Only days after they announced their pending resignation, Aluminij d.d. Mostar’s management said the entirety of the plant’s remaining workforce will be laid off.
On Tuesday domestic media reported upon the move, which will soon leave 362 workers jobless. Management went on to say that employees would have varied notice periods so that the plant could work through a backlog prior to closing.
Aluminij opted to wait until 2019’s last day to announce layoffs in order to allow all those losing their jobs to receive severance pay. Per local media, many of those laid off this week would be back at work by month’s end on new work contracts in the high-voltage and high-voltage maintenance field.

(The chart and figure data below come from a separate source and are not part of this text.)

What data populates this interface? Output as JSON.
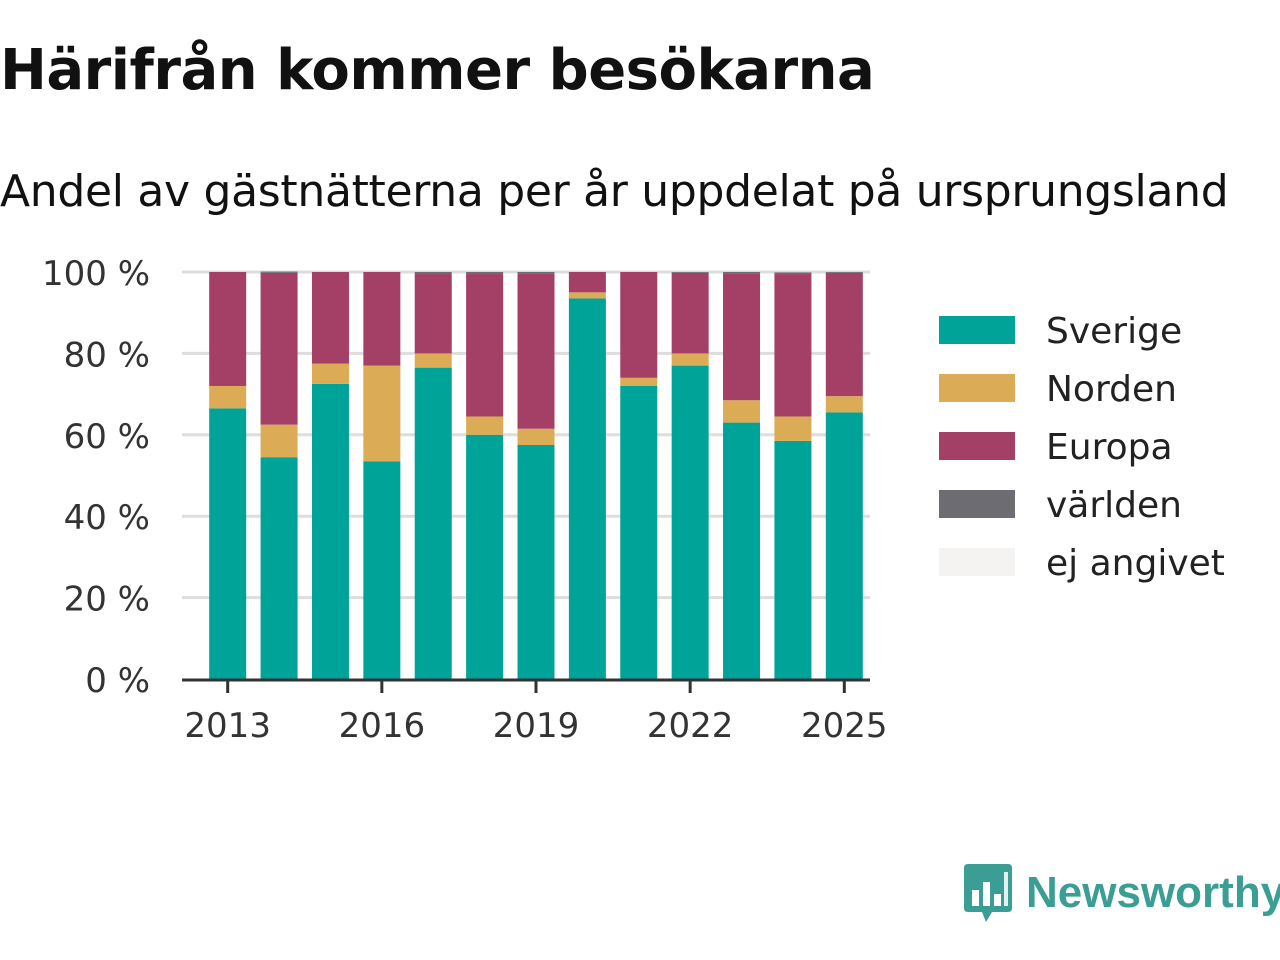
{
  "title": "Härifrån kommer besökarna",
  "subtitle": "Andel av gästnätterna per år uppdelat på ursprungsland",
  "brand": {
    "name": "Newsworthy",
    "color": "#3a9e95",
    "icon": "bar-chart-speech-bubble-icon"
  },
  "chart_data": {
    "type": "bar",
    "stacked": true,
    "categories": [
      "2013",
      "2014",
      "2015",
      "2016",
      "2017",
      "2018",
      "2019",
      "2020",
      "2021",
      "2022",
      "2023",
      "2024",
      "2025"
    ],
    "x_tick_labels": [
      "2013",
      "2016",
      "2019",
      "2022",
      "2025"
    ],
    "y_tick_labels": [
      "0 %",
      "20 %",
      "40 %",
      "60 %",
      "80 %",
      "100 %"
    ],
    "ylim": [
      0,
      100
    ],
    "grid": true,
    "legend_position": "right",
    "series": [
      {
        "name": "Sverige",
        "color": "#00a398",
        "values": [
          66.5,
          54.5,
          72.5,
          53.5,
          76.5,
          60,
          57.5,
          93.5,
          72,
          77,
          63,
          58.5,
          65.5
        ]
      },
      {
        "name": "Norden",
        "color": "#dcab56",
        "values": [
          5.5,
          8,
          5,
          23.5,
          3.5,
          4.5,
          4,
          1.5,
          2,
          3,
          5.5,
          6,
          4
        ]
      },
      {
        "name": "Europa",
        "color": "#a43f66",
        "values": [
          28,
          37.3,
          22.5,
          23,
          19.5,
          35,
          38.2,
          5,
          26,
          19.8,
          31.2,
          35,
          30.3
        ]
      },
      {
        "name": "världen",
        "color": "#6d6c72",
        "values": [
          0,
          0.3,
          0,
          0,
          0.5,
          0.5,
          0.3,
          0,
          0,
          0.2,
          0.3,
          0.4,
          0.2
        ]
      },
      {
        "name": "ej angivet",
        "color": "#f4f3f1",
        "values": [
          0,
          0,
          0,
          0,
          0,
          0,
          0,
          0,
          0,
          0,
          0,
          0,
          0
        ]
      }
    ]
  }
}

Despite the layoffs, management says it is continuing negotiations with a conglomerate of Israeli and Chinese investors consisting of China Machinery Engineering Corporation (CMEC), and China Non-Ferrous Metal Industry’s Foreign Engineering & Construction, and headed up by M.T. Abraham Group of Tel Aviv. The consortium’s latest deal was delivered in September, but the government did not find it palatable due to requirements for subsidized power and debt payment assistance from local governments.
The smelter was shuttered this summer as a result of the skyrocketing debt, which was largely the product of the high cost of power and alumina. To date the firm’s estimated debt totals US$216.5 million, and Bosnian authorities are reportedly investigating the plant’s financial operations.
Management opted to idle the plant after a search for a strategic partnership yielded nothing and takeover talks with London commodity trader Glencore and other possible investors fell through.
Currently the autonomous Bosniak-Croat Federation is the plant’s single biggest owner, having a 44-percent stake in it. The Croation government holds another 12 percent, with smaller individual shareholders owning the remaining 44 percent.